The following cases will suffice to exemplify the manner of the distribution and growth of the devotion to the saints. The church of the immense mother-parish of Stoke-on-Trent (Staffordshire), mentioned in Domesday Book, is dedicated to St. Peter. It is situated on the river-side, where doubtless the ancient stockade from which the place appears to take its name once guarded the passage of the Trent, and which would obviously be a convenient centre for missionary labours. High above it, on the hill-sides, stand the daughter-churches, St. Margaret of Wolstanton and St. Giles of Newcastle-under-Lyme,—(i.e. "under" Lyme Forest).

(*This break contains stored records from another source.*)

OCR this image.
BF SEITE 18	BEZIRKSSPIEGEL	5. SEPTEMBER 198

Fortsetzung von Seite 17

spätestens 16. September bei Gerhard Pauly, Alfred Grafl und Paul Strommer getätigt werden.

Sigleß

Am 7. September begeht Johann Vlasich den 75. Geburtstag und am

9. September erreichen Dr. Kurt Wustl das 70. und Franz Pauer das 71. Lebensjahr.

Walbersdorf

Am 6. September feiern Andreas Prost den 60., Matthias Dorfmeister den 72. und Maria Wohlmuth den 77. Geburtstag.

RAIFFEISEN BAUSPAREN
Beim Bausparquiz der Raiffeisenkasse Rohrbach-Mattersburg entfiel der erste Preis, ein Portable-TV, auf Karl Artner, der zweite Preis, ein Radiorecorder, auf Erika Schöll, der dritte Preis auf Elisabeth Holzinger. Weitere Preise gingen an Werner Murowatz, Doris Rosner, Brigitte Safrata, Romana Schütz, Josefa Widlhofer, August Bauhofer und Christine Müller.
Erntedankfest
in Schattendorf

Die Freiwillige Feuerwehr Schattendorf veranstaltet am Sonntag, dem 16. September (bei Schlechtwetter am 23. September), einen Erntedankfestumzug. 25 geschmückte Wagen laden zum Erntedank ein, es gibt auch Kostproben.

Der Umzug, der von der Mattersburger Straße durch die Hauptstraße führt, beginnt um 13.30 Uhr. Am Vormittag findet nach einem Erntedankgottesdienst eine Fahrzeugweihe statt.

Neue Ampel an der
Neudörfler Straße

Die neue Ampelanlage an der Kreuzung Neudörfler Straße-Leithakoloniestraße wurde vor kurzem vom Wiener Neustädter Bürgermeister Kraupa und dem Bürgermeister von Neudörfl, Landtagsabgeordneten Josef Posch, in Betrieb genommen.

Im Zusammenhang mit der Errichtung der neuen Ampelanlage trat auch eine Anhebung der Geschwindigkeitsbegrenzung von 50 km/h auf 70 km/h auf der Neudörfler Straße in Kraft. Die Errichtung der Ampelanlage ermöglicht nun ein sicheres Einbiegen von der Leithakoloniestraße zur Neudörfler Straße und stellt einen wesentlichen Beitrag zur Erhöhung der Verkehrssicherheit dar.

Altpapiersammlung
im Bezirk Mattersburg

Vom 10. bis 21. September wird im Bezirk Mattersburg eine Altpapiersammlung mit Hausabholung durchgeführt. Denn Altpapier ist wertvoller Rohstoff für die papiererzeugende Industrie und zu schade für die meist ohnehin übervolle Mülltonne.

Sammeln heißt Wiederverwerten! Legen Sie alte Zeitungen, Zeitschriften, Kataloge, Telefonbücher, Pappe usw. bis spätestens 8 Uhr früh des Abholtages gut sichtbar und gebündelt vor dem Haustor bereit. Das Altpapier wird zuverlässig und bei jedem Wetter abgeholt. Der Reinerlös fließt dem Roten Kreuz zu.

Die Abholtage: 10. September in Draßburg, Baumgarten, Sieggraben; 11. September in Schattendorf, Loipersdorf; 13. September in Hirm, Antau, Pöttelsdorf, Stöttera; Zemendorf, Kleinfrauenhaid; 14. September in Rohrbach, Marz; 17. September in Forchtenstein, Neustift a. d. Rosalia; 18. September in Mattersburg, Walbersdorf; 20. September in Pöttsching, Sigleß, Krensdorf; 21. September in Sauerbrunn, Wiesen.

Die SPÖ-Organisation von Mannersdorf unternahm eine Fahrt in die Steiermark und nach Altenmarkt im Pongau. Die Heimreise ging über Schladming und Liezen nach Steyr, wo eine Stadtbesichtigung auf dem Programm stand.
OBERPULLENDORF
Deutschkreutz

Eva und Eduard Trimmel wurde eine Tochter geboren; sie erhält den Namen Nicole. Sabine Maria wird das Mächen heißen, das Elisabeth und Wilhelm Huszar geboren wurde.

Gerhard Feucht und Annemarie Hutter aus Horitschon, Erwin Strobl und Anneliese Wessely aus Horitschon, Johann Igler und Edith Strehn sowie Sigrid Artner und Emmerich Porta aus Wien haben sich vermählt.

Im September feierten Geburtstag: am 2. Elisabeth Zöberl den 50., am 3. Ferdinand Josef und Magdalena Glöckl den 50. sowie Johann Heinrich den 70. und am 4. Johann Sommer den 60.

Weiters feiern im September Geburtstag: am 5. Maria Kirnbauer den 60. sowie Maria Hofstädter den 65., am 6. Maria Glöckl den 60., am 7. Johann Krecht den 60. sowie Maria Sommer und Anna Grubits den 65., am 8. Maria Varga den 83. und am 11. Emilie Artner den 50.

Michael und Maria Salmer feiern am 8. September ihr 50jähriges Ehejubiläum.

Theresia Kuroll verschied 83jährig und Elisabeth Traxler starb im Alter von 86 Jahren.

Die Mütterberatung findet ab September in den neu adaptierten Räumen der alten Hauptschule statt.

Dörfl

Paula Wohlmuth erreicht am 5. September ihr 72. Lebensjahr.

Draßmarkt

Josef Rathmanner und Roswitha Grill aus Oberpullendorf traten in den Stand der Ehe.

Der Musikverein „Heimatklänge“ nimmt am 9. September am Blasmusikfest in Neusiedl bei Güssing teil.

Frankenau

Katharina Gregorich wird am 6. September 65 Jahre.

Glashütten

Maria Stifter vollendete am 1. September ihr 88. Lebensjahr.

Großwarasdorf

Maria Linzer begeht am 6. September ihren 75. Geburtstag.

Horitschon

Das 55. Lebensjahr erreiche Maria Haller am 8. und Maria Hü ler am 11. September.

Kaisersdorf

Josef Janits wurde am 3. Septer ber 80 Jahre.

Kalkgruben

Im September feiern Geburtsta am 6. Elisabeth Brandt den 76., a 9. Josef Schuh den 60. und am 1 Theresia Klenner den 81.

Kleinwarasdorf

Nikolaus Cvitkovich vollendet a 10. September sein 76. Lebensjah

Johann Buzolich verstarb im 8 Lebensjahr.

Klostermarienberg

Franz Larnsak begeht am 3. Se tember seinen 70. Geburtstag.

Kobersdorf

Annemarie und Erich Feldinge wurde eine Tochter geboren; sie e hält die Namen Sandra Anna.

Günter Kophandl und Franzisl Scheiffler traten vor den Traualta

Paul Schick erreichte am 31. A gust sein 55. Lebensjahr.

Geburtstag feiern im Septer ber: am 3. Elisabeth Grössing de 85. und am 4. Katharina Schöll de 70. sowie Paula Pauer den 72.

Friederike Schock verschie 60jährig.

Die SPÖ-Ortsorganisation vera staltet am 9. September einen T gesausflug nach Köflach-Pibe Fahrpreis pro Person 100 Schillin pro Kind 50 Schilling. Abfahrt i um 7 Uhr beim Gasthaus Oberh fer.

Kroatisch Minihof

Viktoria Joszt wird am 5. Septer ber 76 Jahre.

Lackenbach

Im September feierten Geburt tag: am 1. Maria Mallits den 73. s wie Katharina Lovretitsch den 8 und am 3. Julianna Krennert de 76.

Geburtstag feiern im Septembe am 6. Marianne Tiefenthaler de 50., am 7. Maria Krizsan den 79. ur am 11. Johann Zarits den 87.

The other churches of the Five Towns are more or less modern. I was lately told"[1] of the parallel case of South Stoke in Oxfordshire on the banks of the Thames, with the little daughter-church, or rather chapelry, of Woodcote, on the uplands of the old Chiltern Forest, four miles away. South Stoke is dedicated to St. Andrew, the fisherman, "the first missionary," brother of St. Peter,—Woodcote, to St. Leonard. A long straight trackway across the common, (unenclosed down to 1853), connects the one with the other. It is called the burying-way, for there is no right of burial at Woodcote, though there is a churchyard. (In this connection was mentioned the common popular belief that the passage of a funeral procession confers a right-of-way for ever after.) Within the memory of the present generation a great fair for sheep and cattle

  1. By Mr. E. H. Binney, of Oxford, from information of the Rev. H. G. Nind, Rector of South Stoke with Woodcote and himself a native of the place.